Carnelian himself is an ignorant, spoiled, self-indulgent brat who takes a very long time to grow up, and there were times when I wanted to throw the book across the room in order to avoid another episode of his repeated, tortured indecision. (Thinking as I write this, I realise that I should have more sympathy for someone refusing to grow up, but that was not how I felt at the time.) Even the best of the other characters
are scarcely more sympathetic, and the worst are fully-realised monsters of tyranny and cruel self-indulgence. The books are violent, unpleasant, and filled with people damaged physically and emotionally from living in a brutal and dysfunctional society, saturated with and fascinated by death and its surrounding rituals.

However brutal or macabre, Carnelian’s world is fully-realised, its landscape, people, economics, politics, sociology and iconography developed rigorously and convincingly as a fascinating, working world. It is this discipline, this rigour and this fascination (the fact that the book is science fiction, rather than fantasy, if you will) that kept me reading to the convincing and bloody end.
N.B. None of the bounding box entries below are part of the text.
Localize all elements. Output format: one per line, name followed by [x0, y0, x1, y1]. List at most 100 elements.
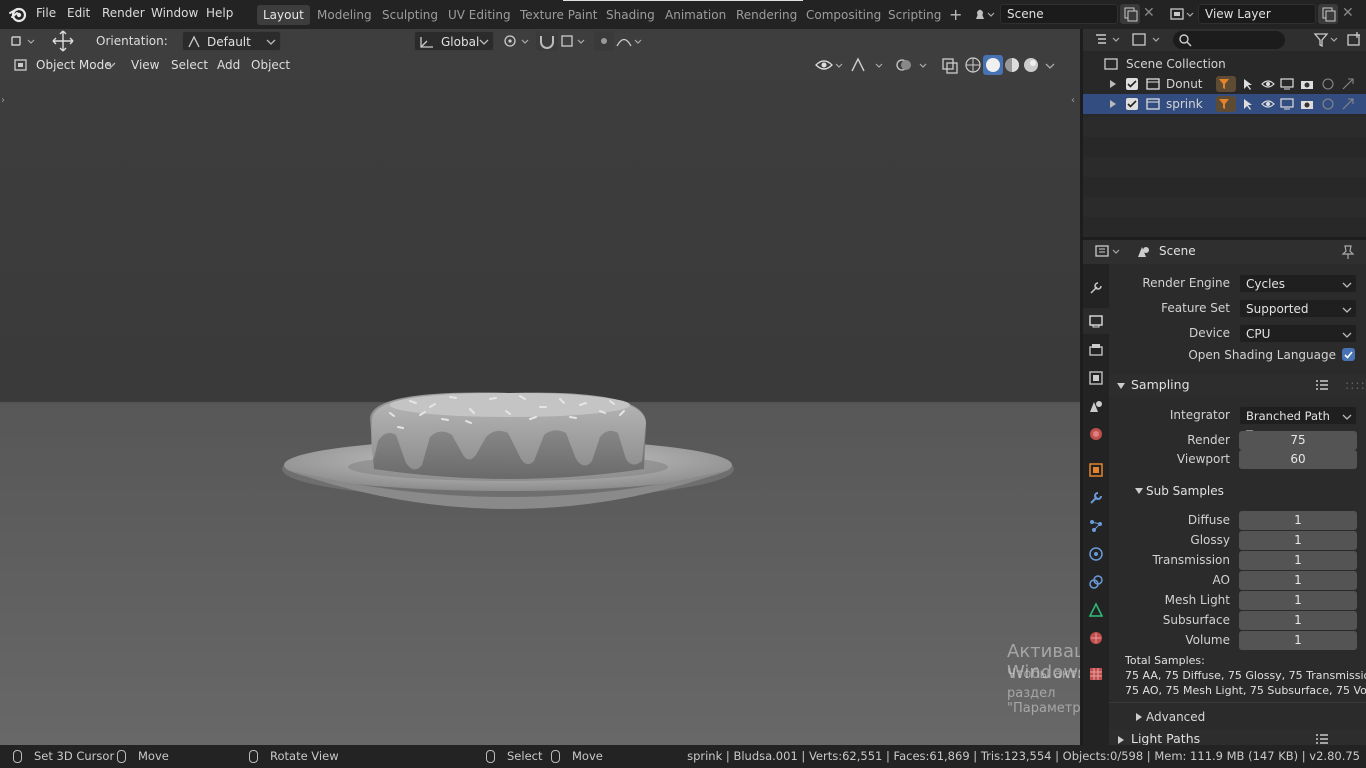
- tab-texture-icon[interactable]: [1088, 666, 1104, 682]
- selectable-arrow-icon[interactable]: [1241, 97, 1255, 111]
- tab-physics-icon[interactable]: [1088, 546, 1104, 562]
- mode-dropdown[interactable]: Object Mode: [8, 55, 120, 75]
- shading-solid-icon[interactable]: [983, 55, 1003, 75]
- visibility-eye-icon[interactable]: [814, 55, 846, 75]
- indirect-only-arrow-icon[interactable]: [1341, 97, 1355, 111]
- scene-name-field[interactable]: Scene: [1000, 4, 1118, 24]
- tab-uv-editing[interactable]: UV Editing: [442, 5, 517, 25]
- tab-view-layer-icon[interactable]: [1088, 370, 1104, 386]
- menu-edit[interactable]: Edit: [67, 6, 90, 20]
- xray-icon[interactable]: [940, 55, 960, 75]
- filter-funnel-icon[interactable]: [1216, 76, 1236, 92]
- sidebar-expand-chevron-icon[interactable]: ‹: [1071, 95, 1075, 106]
- display-mode-icon[interactable]: [1129, 31, 1163, 49]
- sub-sample-field[interactable]: 1: [1239, 531, 1357, 550]
- render-engine-dropdown[interactable]: Cycles: [1239, 274, 1357, 293]
- viewport-samples-field[interactable]: 60: [1239, 450, 1357, 469]
- sub-sample-field[interactable]: 1: [1239, 591, 1357, 610]
- remove-view-layer-close-icon[interactable]: ✕: [1342, 5, 1356, 23]
- include-checkbox[interactable]: [1126, 78, 1138, 90]
- sampling-section-header[interactable]: Sampling ::::: [1109, 374, 1366, 396]
- editor-type-icon[interactable]: [6, 31, 40, 51]
- light-paths-section-header[interactable]: Light Paths: [1109, 730, 1366, 746]
- tab-particles-icon[interactable]: [1088, 518, 1104, 534]
- osl-checkbox[interactable]: [1342, 348, 1355, 361]
- render-camera-icon[interactable]: [1300, 97, 1314, 111]
- sub-sample-field[interactable]: 1: [1239, 511, 1357, 530]
- proportional-edit-icon[interactable]: [594, 31, 614, 51]
- outliner-editor-type-icon[interactable]: [1093, 31, 1123, 49]
- holdout-circle-icon[interactable]: [1321, 77, 1335, 91]
- view-layer-field[interactable]: View Layer: [1198, 4, 1316, 24]
- expand-arrow-icon[interactable]: [1109, 100, 1117, 108]
- move-tool-icon[interactable]: [50, 29, 76, 53]
- viewport-display-monitor-icon[interactable]: [1280, 77, 1294, 91]
- tab-texture-paint[interactable]: Texture Paint: [514, 5, 603, 25]
- tab-object-icon[interactable]: [1088, 462, 1104, 478]
- menu-add[interactable]: Add: [217, 55, 240, 75]
- outliner-search-input[interactable]: [1173, 31, 1285, 49]
- tab-data-icon[interactable]: [1088, 602, 1104, 618]
- presets-list-icon[interactable]: [1315, 733, 1329, 745]
- tab-scene-icon[interactable]: [1088, 398, 1104, 414]
- unlink-scene-close-icon[interactable]: ✕: [1143, 5, 1157, 23]
- pin-icon[interactable]: [1341, 244, 1355, 260]
- menu-view[interactable]: View: [131, 55, 159, 75]
- feature-set-dropdown[interactable]: Supported: [1239, 299, 1357, 318]
- tab-rendering[interactable]: Rendering: [730, 5, 803, 25]
- tab-scripting[interactable]: Scripting: [882, 5, 947, 25]
- menu-help[interactable]: Help: [206, 6, 233, 20]
- tab-render-active[interactable]: [1083, 308, 1109, 334]
- scene-icon[interactable]: [972, 5, 996, 25]
- tab-tool-icon[interactable]: [1088, 280, 1104, 296]
- render-samples-field[interactable]: 75: [1239, 431, 1357, 450]
- proportional-falloff-icon[interactable]: [614, 31, 646, 51]
- transform-space-dropdown[interactable]: Global: [414, 31, 494, 51]
- snap-target-icon[interactable]: [558, 31, 588, 51]
- drag-handle-icon[interactable]: ::::: [1345, 374, 1366, 396]
- presets-list-icon[interactable]: [1315, 379, 1329, 391]
- shading-material-icon[interactable]: [1003, 55, 1021, 75]
- outliner-scene-collection[interactable]: Scene Collection: [1083, 54, 1366, 74]
- shading-rendered-icon[interactable]: [1022, 55, 1040, 75]
- include-checkbox[interactable]: [1126, 98, 1138, 110]
- render-camera-icon[interactable]: [1300, 77, 1314, 91]
- new-collection-icon[interactable]: [1345, 31, 1363, 49]
- tab-material-icon[interactable]: [1088, 630, 1104, 646]
- expand-arrow-icon[interactable]: [1109, 80, 1117, 88]
- tab-modifier-wrench-icon[interactable]: [1088, 490, 1104, 506]
- tab-world-icon[interactable]: [1088, 426, 1104, 442]
- holdout-circle-icon[interactable]: [1321, 97, 1335, 111]
- menu-select[interactable]: Select: [171, 55, 208, 75]
- selectable-arrow-icon[interactable]: [1241, 77, 1255, 91]
- viewport-display-monitor-icon[interactable]: [1280, 97, 1294, 111]
- tab-sculpting[interactable]: Sculpting: [376, 5, 444, 25]
- tab-compositing[interactable]: Compositing: [800, 5, 887, 25]
- blender-logo-icon[interactable]: [8, 5, 28, 23]
- properties-editor-type-icon[interactable]: [1093, 243, 1123, 261]
- tab-modeling[interactable]: Modeling: [311, 5, 378, 25]
- orientation-dropdown[interactable]: Default: [182, 31, 281, 51]
- menu-object[interactable]: Object: [251, 55, 290, 75]
- tab-layout[interactable]: Layout: [257, 5, 310, 25]
- shading-options-chevron-icon[interactable]: [1042, 55, 1058, 75]
- gizmo-icon[interactable]: [848, 55, 886, 75]
- sub-sample-field[interactable]: 1: [1239, 571, 1357, 590]
- device-dropdown[interactable]: CPU: [1239, 324, 1357, 343]
- pivot-point-icon[interactable]: [500, 31, 532, 51]
- snap-magnet-icon[interactable]: [536, 31, 558, 51]
- integrator-dropdown[interactable]: Branched Path Tra...: [1239, 406, 1357, 442]
- sub-sample-field[interactable]: 1: [1239, 611, 1357, 630]
- new-scene-copy-icon[interactable]: [1120, 4, 1140, 24]
- outliner-row[interactable]: sprink: [1083, 94, 1366, 114]
- menu-window[interactable]: Window: [151, 6, 198, 20]
- tab-shading[interactable]: Shading: [600, 5, 661, 25]
- outliner-row[interactable]: Donut: [1083, 74, 1366, 94]
- filter-icon[interactable]: [1313, 31, 1341, 49]
- overlays-icon[interactable]: [894, 55, 932, 75]
- sub-samples-header[interactable]: Sub Samples: [1131, 482, 1224, 500]
- visibility-eye-icon[interactable]: [1261, 97, 1275, 111]
- shading-wireframe-icon[interactable]: [964, 55, 982, 75]
- 3d-viewport[interactable]: Orientation: Default Global Object Mode …: [0, 29, 1080, 745]
- tab-output-icon[interactable]: [1088, 342, 1104, 358]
(In interviews, Ricardo tells us that he spent years in therapy in order to be able to complete these books. I first met him at the 2008 Eastercon, where we talked about reading Tanith Lee, and Jung, and I’m not in the least surprised.)
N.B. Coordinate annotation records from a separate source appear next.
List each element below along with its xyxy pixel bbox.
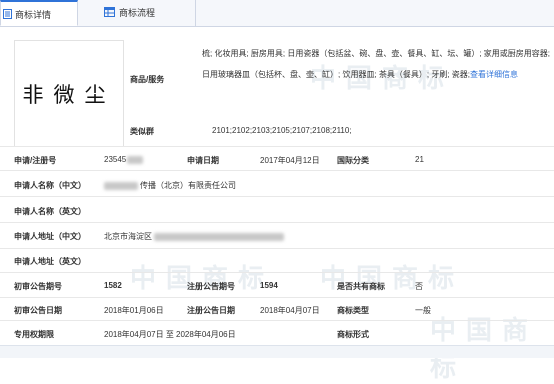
applicant-en-label: 申请人名称（英文） xyxy=(14,207,86,216)
address-cn-label: 申请人地址（中文） xyxy=(14,232,86,241)
tab-bar: 商标详情 商标流程 xyxy=(0,0,554,27)
divider xyxy=(0,248,554,249)
similar-group-value: 2101;2102;2103;2105;2107;2108;2110; xyxy=(212,126,352,135)
intl-class-label: 国际分类 xyxy=(337,156,369,165)
reg-no-value: 23545 xyxy=(104,155,144,164)
divider xyxy=(0,146,554,147)
address-en-label: 申请人地址（英文） xyxy=(14,257,86,266)
exclusive-period-value: 2018年04月07日 至 2028年04月06日 xyxy=(104,330,236,339)
reg-pub-no-label: 注册公告期号 xyxy=(187,282,235,291)
tab-label: 商标详情 xyxy=(15,10,52,20)
divider xyxy=(0,272,554,273)
shared-value: 否 xyxy=(415,282,423,291)
document-icon xyxy=(3,3,12,29)
trademark-logo-text: 非微尘 xyxy=(22,83,116,107)
tab-label: 商标流程 xyxy=(119,8,156,18)
prelim-no-value: 1582 xyxy=(104,281,122,290)
apply-date-value: 2017年04月12日 xyxy=(260,156,320,165)
divider xyxy=(0,297,554,298)
mark-type-value: 一般 xyxy=(415,306,431,315)
tab-trademark-detail[interactable]: 商标详情 xyxy=(0,0,78,26)
divider xyxy=(0,196,554,197)
reg-pub-date-value: 2018年04月07日 xyxy=(260,306,320,315)
mark-type-label: 商标类型 xyxy=(337,306,369,315)
horizontal-scrollbar[interactable] xyxy=(0,345,554,358)
view-details-link[interactable]: 查看详细信息 xyxy=(470,70,518,79)
exclusive-period-label: 专用权期限 xyxy=(14,330,54,339)
prelim-no-label: 初审公告期号 xyxy=(14,282,62,291)
divider xyxy=(0,320,554,321)
mark-form-label: 商标形式 xyxy=(337,330,369,339)
reg-pub-no-value: 1594 xyxy=(260,281,278,290)
goods-list: 梳; 化妆用具; 厨房用具; 日用瓷器（包括盆、碗、盘、壶、餐具、缸、坛、罐）;… xyxy=(202,43,552,85)
goods-label: 商品/服务 xyxy=(130,75,165,84)
similar-group-label: 类似群 xyxy=(130,127,154,136)
table-icon xyxy=(104,1,115,27)
apply-date-label: 申请日期 xyxy=(187,156,219,165)
reg-no-label: 申请/注册号 xyxy=(14,156,57,165)
reg-pub-date-label: 注册公告日期 xyxy=(187,306,235,315)
trademark-image: 非微尘 xyxy=(14,40,124,147)
address-cn-value: 北京市海淀区 xyxy=(104,231,284,242)
applicant-cn-label: 申请人名称（中文） xyxy=(14,181,86,190)
applicant-cn-value: 传播（北京）有限责任公司 xyxy=(104,180,236,191)
prelim-date-label: 初审公告日期 xyxy=(14,306,62,315)
shared-label: 是否共有商标 xyxy=(337,282,385,291)
tab-trademark-process[interactable]: 商标流程 xyxy=(78,0,196,26)
divider xyxy=(0,222,554,223)
divider xyxy=(0,170,554,171)
intl-class-value: 21 xyxy=(415,155,424,164)
prelim-date-value: 2018年01月06日 xyxy=(104,306,164,315)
Despite taking twelve years to write, this trilogy is all one book. Despite being all one book, the three volumes are very good at taking their individual stories forward without requiring continuous checking back for detailed knowledge of the previous volumes. Technically, it may be one of the best-constructed trilogies I have ever read.

So I cannot in honour recommend you read this trilogy for enjoyment. But as a work of literary art, I think it will stand the test of time, and as an exercise in building and revealing a world it is superb, and on that basis I will recommend it unreservedly to those who read for those qualities. But make sure you can set aside long hours to read it. You will need them.